By Babs on Jun 25, 2008
Babs,
You’ve gotta be kidding! Every other stall???
I don’t even care or notice where other women choose to piss once I’m in my stall. It’s like my own little Fort Knox. At least we don’t have to worry about piss-mist or someone trying to sneak a peek.
By Karen on Jun 25, 2008
lmbao
By rawdawgbuffalo on Jun 25, 2008
I agree babs…I have an every other rule too. Or if it’s set up like this:
stall | |stall
stall | |occupied
stall | |stall
I sho will be like this
me | |stall
stall | |occupied
stall | |stall
By KaNisa on Jun 25, 2008
I just always wondered why Anglo dudes pressed their torso and legs all up against the urinal to form a hermetic seal with the porcelain while they drain the vein, especially in a suit! It makes no sense. All that piss mist ricocheting right back onto your breeches, shirt, hands, meat, whatever…it’s just nasty. I truly believe that this maneuver even forms a chimney that causes the pisser to inhale his own exhaust while making his bladder gladder. White people are just vile.
By anonymousnupe on Jun 25, 2008
his usual “I’ll Beat You Within An Inch Of Your Life” scowl.
LOL
thats some really funny s*#t!
By Buji on Jun 26, 2008
John McClane of boogers.
By Omari on Jun 26, 2008
I agree with the every other as well. At work, I usually go into the first stall there when you walk into the door, and when people come in the stall right next to me while there are others open, it makes me cringe.
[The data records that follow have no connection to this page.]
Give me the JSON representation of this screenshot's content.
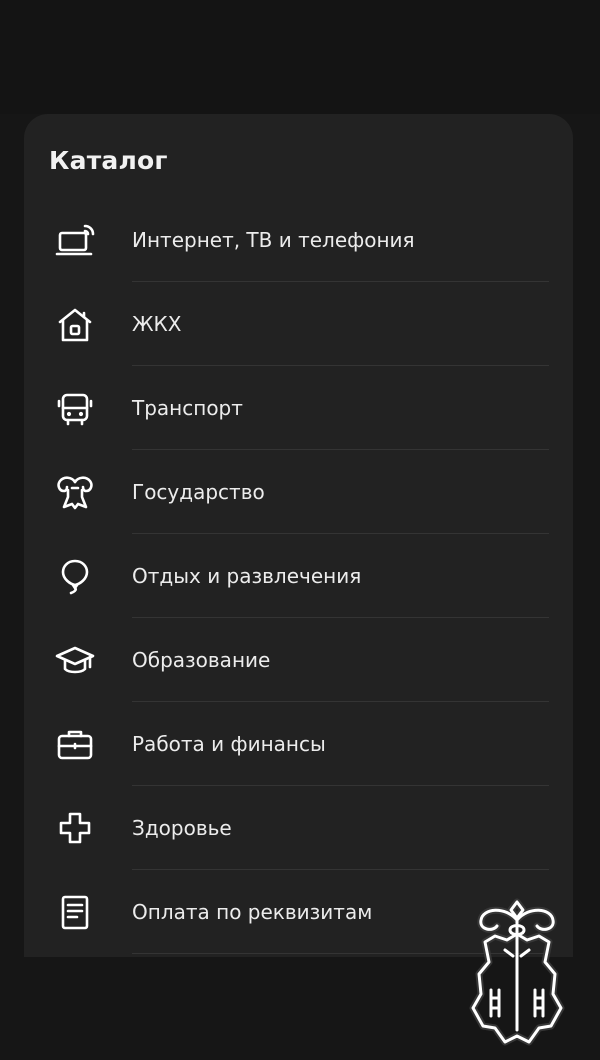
{
  "catalog": {
    "title": "Каталог",
    "items": [
      {
        "label": "Интернет, ТВ и телефония",
        "icon": "laptop-signal-icon"
      },
      {
        "label": "ЖКХ",
        "icon": "house-icon"
      },
      {
        "label": "Транспорт",
        "icon": "bus-icon"
      },
      {
        "label": "Государство",
        "icon": "coat-of-arms-icon"
      },
      {
        "label": "Отдых и развлечения",
        "icon": "balloon-icon"
      },
      {
        "label": "Образование",
        "icon": "graduation-cap-icon"
      },
      {
        "label": "Работа и финансы",
        "icon": "briefcase-icon"
      },
      {
        "label": "Здоровье",
        "icon": "medical-cross-icon"
      },
      {
        "label": "Оплата по реквизитам",
        "icon": "document-icon"
      }
    ]
  },
  "colors": {
    "background": "#161616",
    "sheet": "#222222",
    "text": "#ececec",
    "divider": "#343434"
  },
  "watermark": {
    "icon": "emblem-watermark-icon"
  }
}
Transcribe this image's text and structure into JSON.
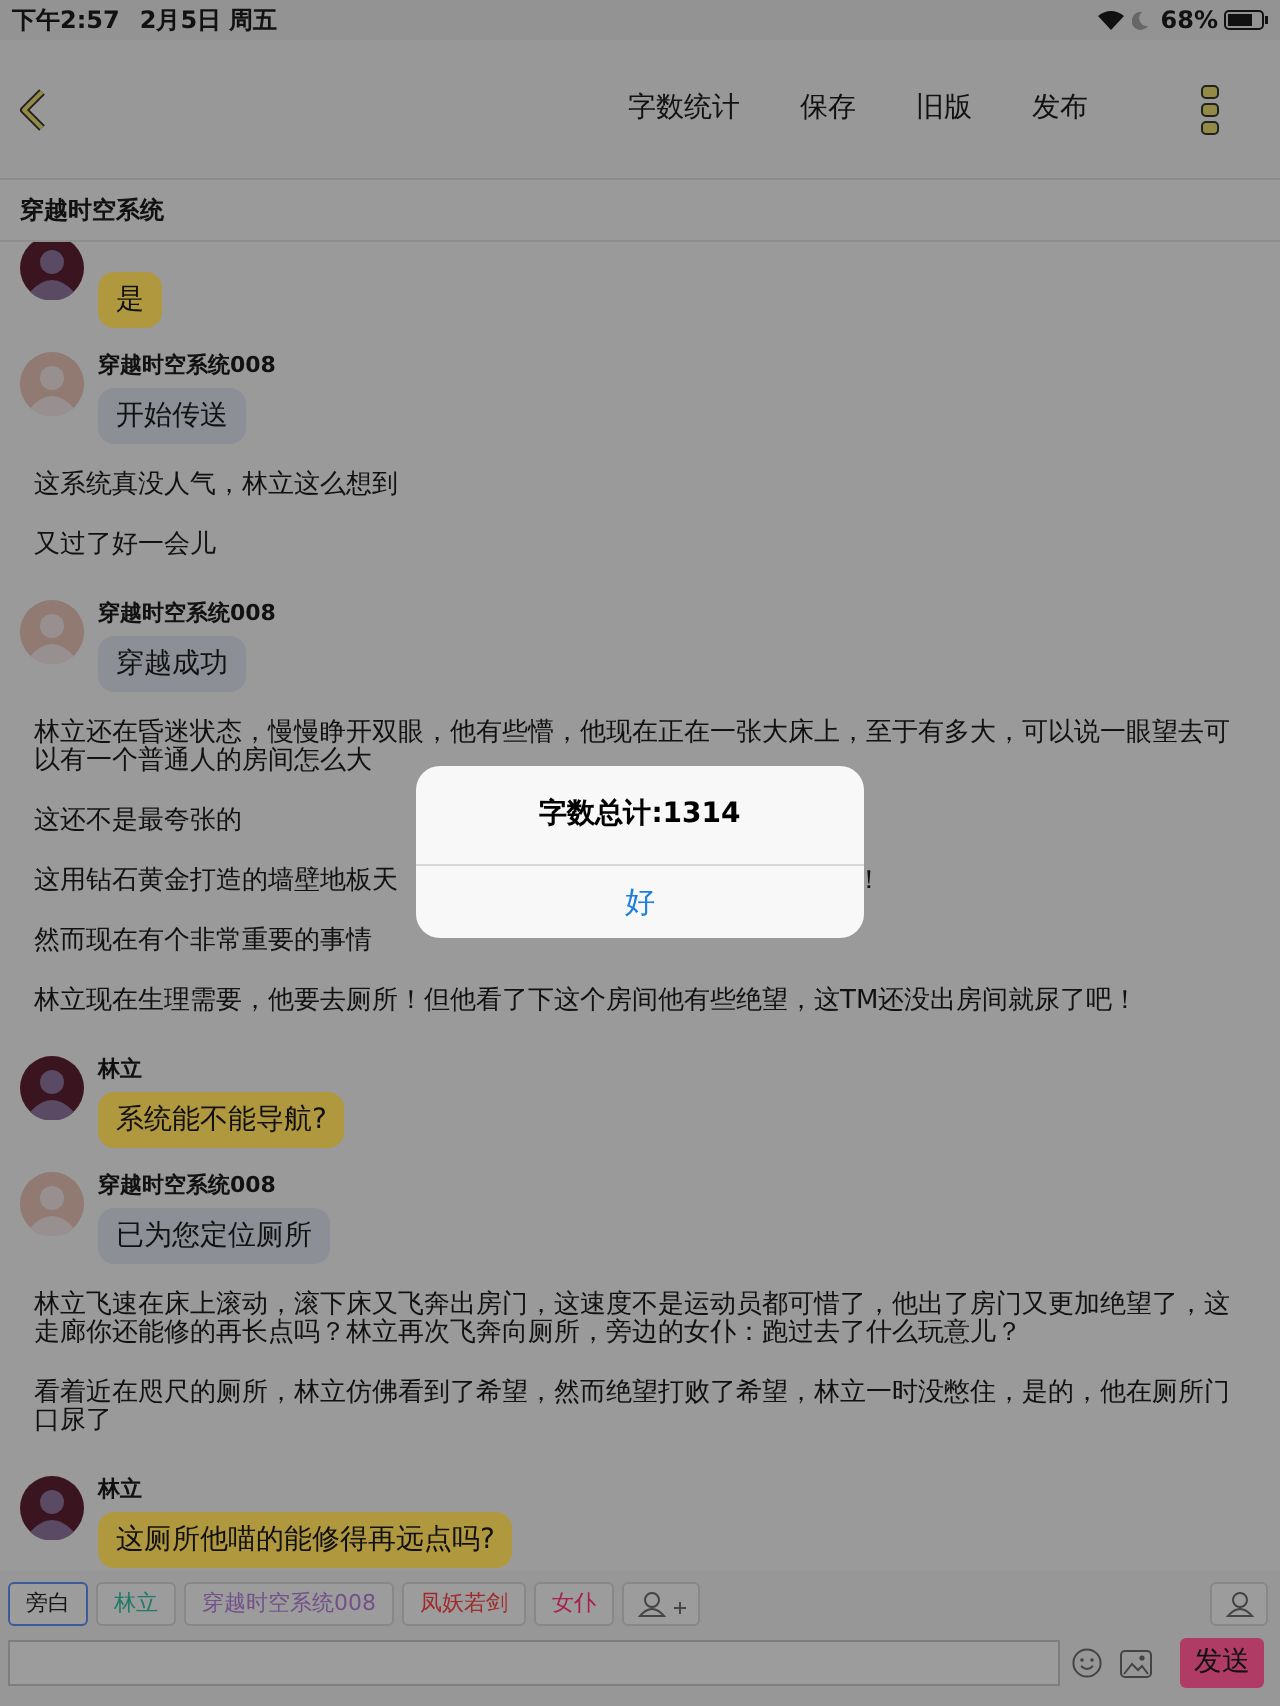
{
  "status_bar": {
    "time": "下午2:57",
    "date": "2月5日 周五",
    "battery": "68%"
  },
  "nav": {
    "actions": [
      "字数统计",
      "保存",
      "旧版",
      "发布"
    ]
  },
  "chapter_title": "穿越时空系统",
  "messages": [
    {
      "kind": "bubble",
      "color": "#b0983e",
      "text": "是"
    },
    {
      "kind": "bubble",
      "speaker": "穿越时空系统008",
      "color": "#8c8f95",
      "text": "开始传送"
    },
    {
      "kind": "narration",
      "text": "这系统真没人气，林立这么想到"
    },
    {
      "kind": "narration",
      "text": "又过了好一会儿"
    },
    {
      "kind": "bubble",
      "speaker": "穿越时空系统008",
      "color": "#8c8f95",
      "text": "穿越成功"
    },
    {
      "kind": "narration",
      "text": "林立还在昏迷状态，慢慢睁开双眼，他有些懵，他现在正在一张大床上，至于有多大，可以说一眼望去可以有一个普通人的房间怎么大"
    },
    {
      "kind": "narration",
      "text": "这还不是最夸张的"
    },
    {
      "kind": "split",
      "start": "这用钻石黄金打造的墙壁地板天",
      "end": "！"
    },
    {
      "kind": "narration",
      "text": "然而现在有个非常重要的事情"
    },
    {
      "kind": "narration",
      "text": "林立现在生理需要，他要去厕所！但他看了下这个房间他有些绝望，这TM还没出房间就尿了吧！"
    },
    {
      "kind": "bubble",
      "speaker": "林立",
      "color": "#b0983e",
      "text": "系统能不能导航?"
    },
    {
      "kind": "bubble",
      "speaker": "穿越时空系统008",
      "color": "#8c8f95",
      "text": "已为您定位厕所"
    },
    {
      "kind": "narration",
      "text": "林立飞速在床上滚动，滚下床又飞奔出房门，这速度不是运动员都可惜了，他出了房门又更加绝望了，这走廊你还能修的再长点吗？林立再次飞奔向厕所，旁边的女仆：跑过去了什么玩意儿？"
    },
    {
      "kind": "narration",
      "text": "看着近在咫尺的厕所，林立仿佛看到了希望，然而绝望打败了希望，林立一时没憋住，是的，他在厕所门口尿了"
    },
    {
      "kind": "bubble",
      "speaker": "林立",
      "color": "#b0983e",
      "text": "这厕所他喵的能修得再远点吗?"
    }
  ],
  "characters": [
    {
      "name": "旁白",
      "selected": true,
      "color": "#151515"
    },
    {
      "name": "林立",
      "selected": false,
      "color": "#1f7a66"
    },
    {
      "name": "穿越时空系统008",
      "selected": false,
      "color": "#74508a"
    },
    {
      "name": "凤妖若剑",
      "selected": false,
      "color": "#a02a2a"
    },
    {
      "name": "女仆",
      "selected": false,
      "color": "#a82050"
    }
  ],
  "send_button": "发送",
  "alert": {
    "title": "字数总计:1314",
    "button": "好"
  }
}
I am a little concerned because we have overhead lights and not only can you see people’s toes, you can see the shadows of tampons being unwrapped, etc, which I inevitably will see since I have to stare at the floor during the ergonomic squat.
By Alda on Jun 26, 2008
whitey confesses…i’ve done it once or twice at a club myself. i suppose i’m just a conversational kinda guy, and i think the alcohol makes it somewhat more excusable.
By andy on Jun 26, 2008
@KaNisa- precisely! And I’m mad you took the time to sketch the bathroom! lol
By Babs on Jun 26, 2008
Thank you Babs!!!!!!!
The reason for this is OBVIOUS! What if I happen to be doing poopies?!?! Then here comes some friendly assed woman choosing the stall next to mine, out of every other unoccupied stall in the restrooms to pee! It’s not right.. Or hell, even if the roles were switched and I happened to be pee’ing, and they happened to be pooping. WHY would you make it a fucking point to go into the stall next to mine! All farting and pushing, being audible and gross! NO THX!
Oh and my other pet peeve are bathroom dwellers. Those fucking females that make it a point to have a conversation in the bathroom while your trying to #2! It’s like dang, now I can’t even fart cause these two assholes can’t walk their dumb asses outside to finish talking about whatever gossip they happened to stumble on that day!
By KraZy34th on Jun 27, 2008
LMAO@ KraAY34th The bathroom dwellers thing I can relate to. Just GTFO already! I’m tryin to move my bowels dammit!
By MissJay on Jun 27, 2008
I am so mad you said poopies! But I feel you.